When variational families underfit, fall back to gradient-based MCMC. The kernel runs on the registry's unconstrained vector; gradients flow through torch.autograd.grad.

from quivers.inference import NUTSKernel, MCMC

kernel = NUTSKernel(
    target_accept=0.8,
    max_tree_depth=10,
    mass_matrix="diagonal",
)
mcmc = MCMC(
    kernel=kernel,
    num_warmup=1000,
    num_samples=2000,
    num_chains=4,
)
result = mcmc.run(model, x, observations)

print(result.r_hat)             # per-site split R-hat (Vehtari et al. 2021)
print(result.ess)               # effective sample size
print(result.divergence_counts) # per-chain divergence count
print(result.total_divergences) # sum across chains
samples = result.samples        # dict[str, Tensor] of shape (chains, draws, ...)

Both HMCKernel and NUTSKernel implement Nesterov dual-averaging step-size adaptation during warmup, and Welford-online mass-matrix adaptation when mass_matrix is set to "diagonal" or "dense" (the default "identity" disables mass-matrix adaptation). Chains run sequentially: the driver loops over num_chains, and within each chain warmup and sampling advance one leapfrog step at a time.

The MCMCResult exposes per-site split R̂ and effective sample size (Vehtari et al. 2021) via r_hat and ess, per-chain divergence counts via divergence_counts (with total_divergences summing across chains), and posterior log densities per draw via log_densities.

Hybrid samplers¶

AutoDAIS¶

Differentiable annealed importance sampling wraps a base guide with \(K\) HMC trajectories along an annealing path between base and target. The base mean / scale, the step size, and the inverse temperatures are jointly trained via SVI. Closes the parity gap with NumPyro / Pyro AutoDAIS.
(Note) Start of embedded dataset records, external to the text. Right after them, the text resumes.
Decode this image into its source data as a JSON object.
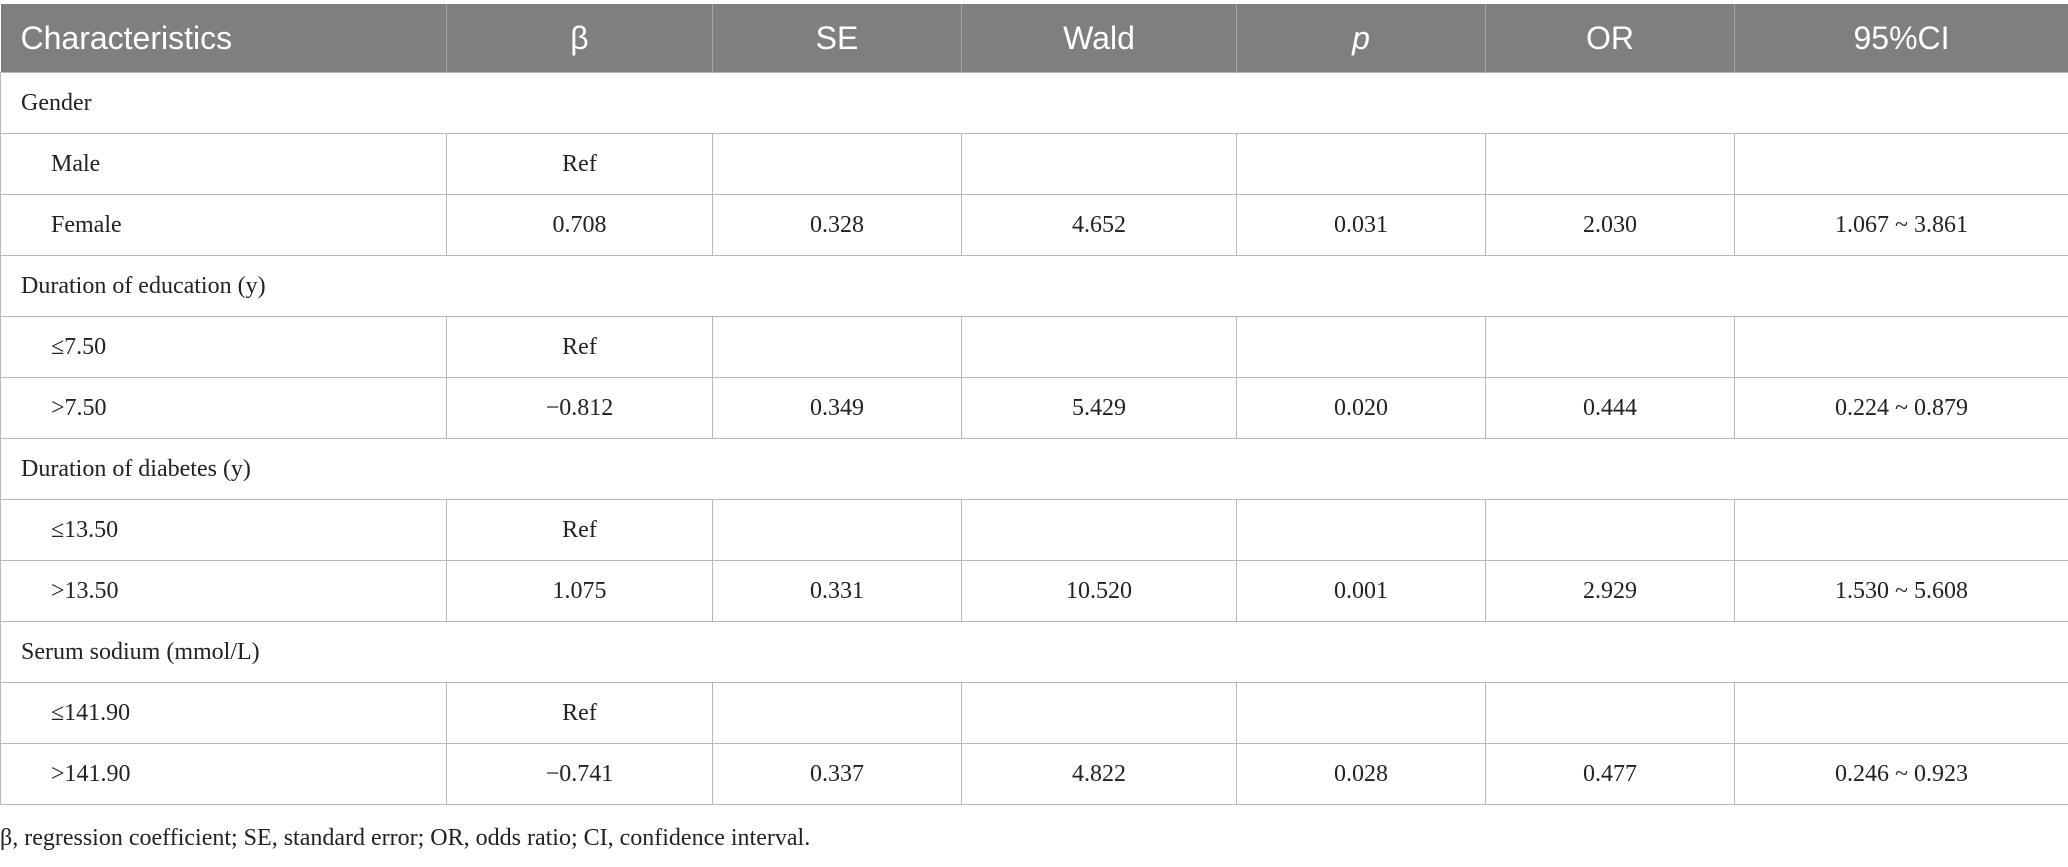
{
  "table": {
    "header": [
      "Characteristics",
      "β",
      "SE",
      "Wald",
      "p",
      "OR",
      "95%CI"
    ],
    "rows": [
      [
        "Gender"
      ],
      [
        "Male",
        "Ref"
      ],
      [
        "Female",
        "0.708",
        "0.328",
        "4.652",
        "0.031",
        "2.030",
        "1.067 ~ 3.861"
      ],
      [
        "Duration of education (y)"
      ],
      [
        "≤7.50",
        "Ref"
      ],
      [
        ">7.50",
        "−0.812",
        "0.349",
        "5.429",
        "0.020",
        "0.444",
        "0.224 ~ 0.879"
      ],
      [
        "Duration of diabetes (y)"
      ],
      [
        "≤13.50",
        "Ref"
      ],
      [
        ">13.50",
        "1.075",
        "0.331",
        "10.520",
        "0.001",
        "2.929",
        "1.530 ~ 5.608"
      ],
      [
        "Serum sodium (mmol/L)"
      ],
      [
        "≤141.90",
        "Ref"
      ],
      [
        ">141.90",
        "−0.741",
        "0.337",
        "4.822",
        "0.028",
        "0.477",
        "0.246 ~ 0.923"
      ]
    ]
  },
  "footnote": "β, regression coefficient; SE, standard error; OR, odds ratio; CI, confidence interval."
}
from quivers.inference import AutoNormalGuide, AutoDAIS

base = AutoNormalGuide(model, observed_names={"y"})
guide = AutoDAIS(
    base,
    model=model,
    observations=observations,
    num_steps=8,
    init_step_size=0.05,
    init_temperature=0.1,
)
# Plug into SVI exactly like any other guide.

WarmupThenHMC¶

Train a variational guide to convergence, then initialise HMC chains from the guide's posterior mean. Pareto-dominates cold-start HMC on hierarchical models with skewed prior support.
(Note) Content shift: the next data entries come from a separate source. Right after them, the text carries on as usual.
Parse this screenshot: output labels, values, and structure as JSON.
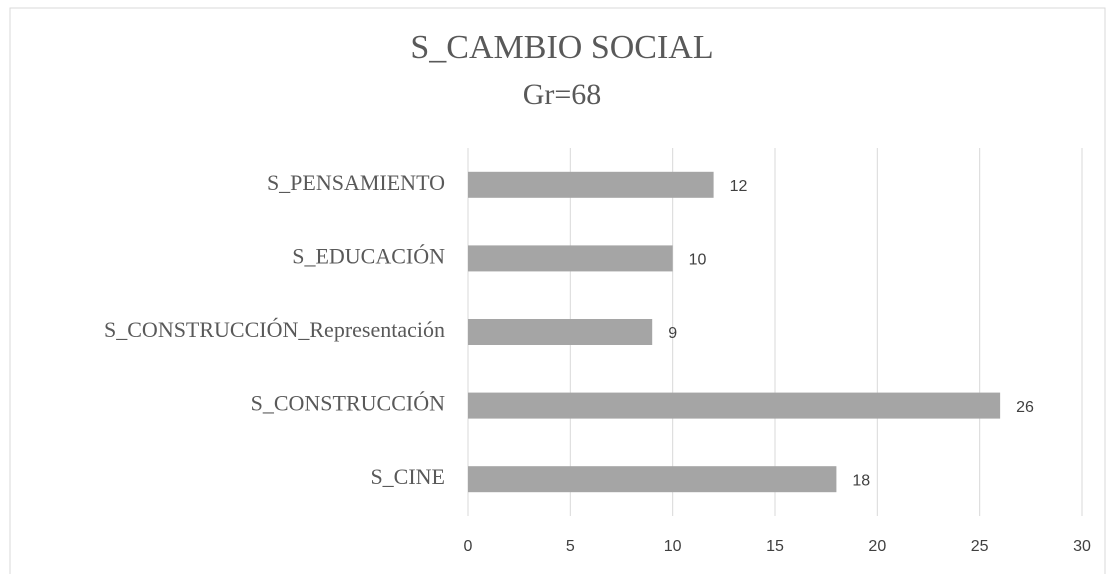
{
  "chart_data": {
    "type": "bar",
    "orientation": "horizontal",
    "title": "S_CAMBIO SOCIAL",
    "subtitle": "Gr=68",
    "categories": [
      "S_PENSAMIENTO",
      "S_EDUCACIÓN",
      "S_CONSTRUCCIÓN_Representación",
      "S_CONSTRUCCIÓN",
      "S_CINE"
    ],
    "values": [
      12,
      10,
      9,
      26,
      18
    ],
    "color": "#a5a5a5",
    "xlim": [
      0,
      30
    ],
    "xticks": [
      0,
      5,
      10,
      15,
      20,
      25,
      30
    ],
    "grid": true
  }
}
from quivers.inference import (
    AutoMultivariateNormalGuide, NUTSKernel, WarmupThenHMC
)

sampler = WarmupThenHMC(
    guide=AutoMultivariateNormalGuide(model, observed_names={"y"}),
    kernel=NUTSKernel(),
    svi_steps=1000,
    mcmc_warmup=500,
    mcmc_samples=2000,
)
svi_losses, result = sampler.run(model, x, observations)

Predictive with MCMC¶

Predictive consumes either a Guide or an MCMCResult. With an MCMCResult, it iterates over posterior samples instead of calling guide.rsample.

from quivers.inference import Predictive

predictive = Predictive(
    model=conditioned.model,
    posterior=result,
    num_samples=500,
)
samples = predictive(x_new)

References¶

split R̂ and effective sample size (Vehtari et al. 2021).